Certainly, the presence of one W. Axl Rose on three of Angel Down's tracks — "Stuck Inside," the particularly fiery "(Love Is) a Bitchslap," and a cover of Aerosmith's "Back in the Saddle" — has enticed a lot of people to check out the album, if nothing else. Longtime friends (since Guns N' Roses took Skid Row out with them on their 1991 Use Your Illusion tour), Bach spent parts of 2006 and 2007 opening for the retooled GN'R around the globe.

Bach is thankful and still marvels at the fact that Rose came to the studio to sing on Angel Down, marking his first studio vocal performances to be released since 1999. "I just texted him, joking around that he should come sing on my record, and the next thing you know, he was there!" Bach says.

And because they've become such tight bros, Bach's now a de facto mouthpiece for Rose — media outlets continually pepper him with questions about the GN'R singer's doings and whereabouts, always hoping to get some inside information about the status of Chinese Democracy.

"It's become sort of a joke — Rolling Stone says, like, 'Sebastian Bach is Guns N' Roses' publicist' and stuff like that," Bach laughs. "I don't know why he is so nice to me or why he lets me into his world or why he sings three songs on my record, for fuck's sake!

"Axl is the most controversial lightning rod of a human being I've ever encountered in my life," he continues. "He's so big that it's hard to fathom. I've walked down the street with him, and he literally stops traffic. No humans can speak the way that they normally speak, to Axl Rose. I watch people — smart, successful people — stand in front of him and try to figure out what he wants them to say so he'll like them. People think they know who he is, but they really don't. He's a very sensitive guy, and a lot of times, I wish people would just shut the fuck up about him."

To some degree, Bach knows what that's like. He's had his own scrapes with the media and the law over the years, and by appearing on so-called "reality" shows, he certainly invites people to pass judgment on his life, even if they have it all wrong.

"There's definitely misconceptions out there — people know me as much as the guy who edits those shows wants them to know me," he says. In Supergroup, for example — the 2006 VH1 series in which he spent two weeks living in a mansion with Ted Nugent, Anthrax's Scott Ian, Biohazard's Evan Seinfeld, and Jason Bonham — Bach was portrayed as a belligerent drunk. "Supergroup was a fuckin' train wreck," Bach flatly states. "I got a real super big problem with Supergroup. The whole premise of the show was that I'm an alcoholic — they used the word — just because I like to drink red wine with my fuckin' meal at the end of the day after rehearsing for six hours. I don't think that makes me an alcoholic. To me, having red wine with your meal... old ladies fuckin' do that!"

The experience hasn't steered him away from reality TV, though — next month, he'll star in CMT's Gone Country 2, in which he lives in Barbara Mandrell's Nashville mansion and competes against the likes of Lorenzo Lamas, 'NSync's Chris Kirkpatrick, actress Sean Young, and Jermaine Jackson (Bach's roommate on the show) for the chance to record and release a country song. In fact, he's become such good friends with the show's host, John Rich (of the best-selling country duo Big & Rich), that they're planning to collaborate on a project together this fall.

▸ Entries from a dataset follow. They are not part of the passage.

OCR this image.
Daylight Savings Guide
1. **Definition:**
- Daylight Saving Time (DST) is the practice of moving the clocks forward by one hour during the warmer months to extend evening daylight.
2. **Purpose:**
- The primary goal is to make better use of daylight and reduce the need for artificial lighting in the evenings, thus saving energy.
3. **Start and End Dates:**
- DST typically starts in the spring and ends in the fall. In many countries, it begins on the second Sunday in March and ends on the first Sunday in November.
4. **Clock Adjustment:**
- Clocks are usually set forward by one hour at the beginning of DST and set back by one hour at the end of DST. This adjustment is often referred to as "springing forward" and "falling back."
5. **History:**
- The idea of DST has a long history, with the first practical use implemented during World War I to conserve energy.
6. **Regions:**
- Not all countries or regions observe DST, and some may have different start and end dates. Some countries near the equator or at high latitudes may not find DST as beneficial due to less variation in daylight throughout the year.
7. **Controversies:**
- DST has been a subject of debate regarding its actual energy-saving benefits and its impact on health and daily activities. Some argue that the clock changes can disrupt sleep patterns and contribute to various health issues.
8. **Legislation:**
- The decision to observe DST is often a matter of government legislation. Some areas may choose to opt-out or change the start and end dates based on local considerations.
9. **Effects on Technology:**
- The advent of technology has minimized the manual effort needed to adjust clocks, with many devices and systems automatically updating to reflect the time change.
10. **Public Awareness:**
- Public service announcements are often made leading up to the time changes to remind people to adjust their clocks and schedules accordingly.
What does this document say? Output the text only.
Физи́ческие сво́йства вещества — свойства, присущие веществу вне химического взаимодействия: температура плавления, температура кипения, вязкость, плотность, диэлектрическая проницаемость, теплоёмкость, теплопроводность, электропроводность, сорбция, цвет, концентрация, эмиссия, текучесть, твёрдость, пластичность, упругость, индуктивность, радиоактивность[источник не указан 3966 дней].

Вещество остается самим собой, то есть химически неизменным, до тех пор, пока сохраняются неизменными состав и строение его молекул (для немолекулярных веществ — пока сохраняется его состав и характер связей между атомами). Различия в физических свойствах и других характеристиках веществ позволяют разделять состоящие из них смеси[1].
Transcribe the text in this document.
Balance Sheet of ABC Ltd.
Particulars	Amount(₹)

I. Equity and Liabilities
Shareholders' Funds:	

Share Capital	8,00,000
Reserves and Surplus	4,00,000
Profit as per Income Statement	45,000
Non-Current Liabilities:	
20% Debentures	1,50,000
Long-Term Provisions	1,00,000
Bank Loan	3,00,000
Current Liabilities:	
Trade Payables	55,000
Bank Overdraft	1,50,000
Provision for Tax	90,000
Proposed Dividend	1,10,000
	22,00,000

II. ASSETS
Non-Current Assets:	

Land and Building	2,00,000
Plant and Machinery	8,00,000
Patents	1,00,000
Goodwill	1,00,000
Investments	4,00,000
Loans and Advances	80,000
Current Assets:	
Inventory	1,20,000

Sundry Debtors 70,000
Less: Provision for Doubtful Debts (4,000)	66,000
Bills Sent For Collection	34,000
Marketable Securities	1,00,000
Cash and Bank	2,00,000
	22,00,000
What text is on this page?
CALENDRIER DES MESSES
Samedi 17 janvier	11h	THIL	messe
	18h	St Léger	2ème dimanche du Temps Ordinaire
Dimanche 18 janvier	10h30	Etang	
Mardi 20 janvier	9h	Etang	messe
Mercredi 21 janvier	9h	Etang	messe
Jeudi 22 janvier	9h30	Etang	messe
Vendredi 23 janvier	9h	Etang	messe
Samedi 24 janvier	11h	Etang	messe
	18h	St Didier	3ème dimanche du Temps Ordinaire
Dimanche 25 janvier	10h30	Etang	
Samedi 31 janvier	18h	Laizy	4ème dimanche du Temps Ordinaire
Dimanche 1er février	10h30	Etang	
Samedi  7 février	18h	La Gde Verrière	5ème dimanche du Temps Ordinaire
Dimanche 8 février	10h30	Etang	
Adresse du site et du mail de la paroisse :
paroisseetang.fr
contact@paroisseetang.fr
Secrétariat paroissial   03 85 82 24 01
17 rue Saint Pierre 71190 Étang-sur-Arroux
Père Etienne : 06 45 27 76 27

Before then, however, Bach will spend the summer touring America and says he has no plans to stop. "They did a thing in Billboard of the median age of all frontmen of the biggest-selling tours last year, and the average age was like 50-something. The biggest bands touring last year were, like, Van Halen, Genesis, the Police, Aerosmith, the Rolling Stones, Judas Priest, Kiss... all these really old dudes! By those standards, I'm like a little baby! So there's lots more tours to do and lots more albums to make, that's for sure."